La bicicleta dejaba huella en otoño y en invierno, en primavera no, en primavera rozaba las flores silvestres y abría los aromas a su paso, en verano no lo sé, había vacaciones y toda la familia se trasladaba a climas más benignos para mi madre, menos secos y áridos, la costa norte siempre le sentó bien y los balnearios le ayudaban, según ella, a sobrevivir el resto del año, a mi me daba igual porque con el tiempo aprendí a convivir conmigo mismo, las verbenas veraniegas a las que me llevaban mis padres, olían a pinchos morunos en carbón, refrescos de cola, patatas fritas, churros atados en juncos de la ribera y al pachulí de las mujeres.

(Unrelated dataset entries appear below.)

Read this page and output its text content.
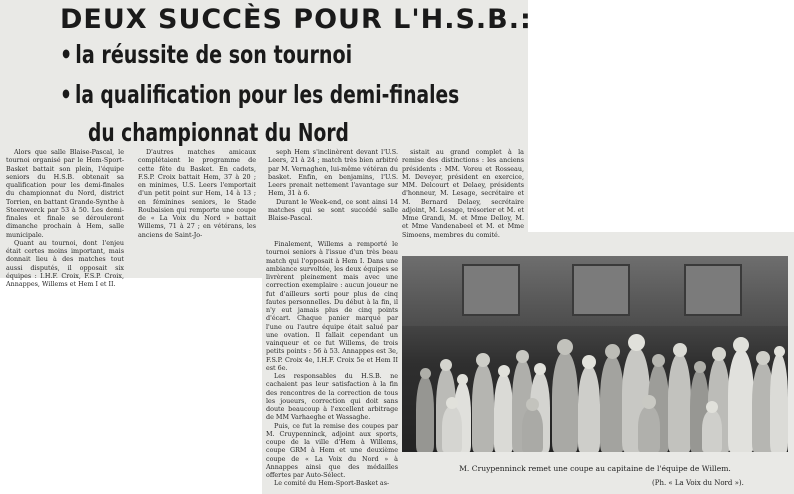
DEUX SUCCÈS POUR L'H.S.B.:
• la réussite de son tournoi
• la qualification pour les demi-finales
du championnat du Nord

Alors que salle Blaise-Pascal, le tournoi organisé par le Hem-Sport-Basket battait son plein, l'équipe seniors du H.S.B. obtenait sa qualification pour les demi-finales du championnat du Nord, district Torrien, en battant Grande-Synthe à Steenwerck par 53 à 50. Les demi-finales et finale se dérouleront dimanche prochain à Hem, salle municipale.

Quant au tournoi, dont l'enjeu était certes moins important, mais donnait lieu à des matches tout aussi disputés, il opposait six équipes : I.H.F. Croix, F.S.P. Croix, Annappes, Willems et Hem I et II.

D'autres matches amicaux complétaient le programme de cette fête du Basket. En cadets, F.S.P. Croix battait Hem, 37 à 20 ; en minimes, U.S. Leers l'emportait d'un petit point sur Hem, 14 à 13 ; en féminines seniors, le Stade Roubaisien qui remporte une coupe de « La Voix du Nord » battait Willems, 71 à 27 ; en vétérans, les anciens de Saint-Jo-

seph Hem s'inclinèrent devant l'U.S. Leers, 21 à 24 ; match très bien arbitré par M. Vernaghen, lui-même vétéran du basket. Enfin, en benjamins, l'U.S. Leers prenait nettement l'avantage sur Hem, 31 à 6.

Durant le Week-end, ce sont ainsi 14 matches qui se sont succédé salle Blaise-Pascal.

sistait au grand complet à la remise des distinctions : les anciens présidents : MM. Voreu et Rosseau, M. Deveyer, président en exercice, MM. Delcourt et Delaey, présidents d'honneur, M. Lesage, secrétaire et M. Bernard Delaey, secrétaire adjoint, M. Lesage, trésorier et M. et Mme Grandi, M. et Mme Delloy, M. et Mme Vandenabeel et M. et Mme Simoens, membres du comité.

Finalement, Willems a remporté le tournoi seniors à l'issue d'un très beau match qui l'opposait à Hem I. Dans une ambiance survoltée, les deux équipes se livrèrent pleinement mais avec une correction exemplaire : aucun joueur ne fut d'ailleurs sorti pour plus de cinq fautes personnelles. Du début à la fin, il n'y eut jamais plus de cinq points d'écart. Chaque panier marqué par l'une ou l'autre équipe était salué par une ovation. Il fallait cependant un vainqueur et ce fut Willems, de trois petits points : 56 à 53. Annappes est 3e, F.S.P. Croix 4e, I.H.F. Croix 5e et Hem II est 6e.

Les responsables du H.S.B. ne cachaient pas leur satisfaction à la fin des rencontres de la correction de tous les joueurs, correction qui doit sans doute beaucoup à l'excellent arbitrage de MM Varhaeghe et Wassaghe.

Puis, ce fut la remise des coupes par M. Cruypenninck, adjoint aux sports, coupe de la ville d'Hem à Willems, coupe GRM à Hem et une deuxième coupe de « La Voix du Nord » à Annappes ainsi que des médailles offertes par Auto-Sélect.

Le comité du Hem-Sport-Basket as-

M. Cruypenninck remet une coupe au capitaine de l'équipe de Willem.
(Ph. « La Voix du Nord »).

Las niñas se reían de todo y yo de nada, poco a poco fue cambiando mi carácter. Con la muerte de mamá en otoño, cuando la bicicleta dejaba huellas aún poco profundas, la primavera seguía dejando aromas como si nada hubiera pasado. La verbena de ese verano fue diferente, yo también reía.
Ella, la que no olía a pachulí, me pidió un beso, en ese momento descubrí lo terrible que debe ser morir. En ese momento tuvo transcendencia mi risa y mi llanto y entendí el significado del "adiós mamá" del otoño anterior, a partir de ese momento, las huellas de la bicicleta comenzaron a ser más profundas, tanto, que me costaba moverla.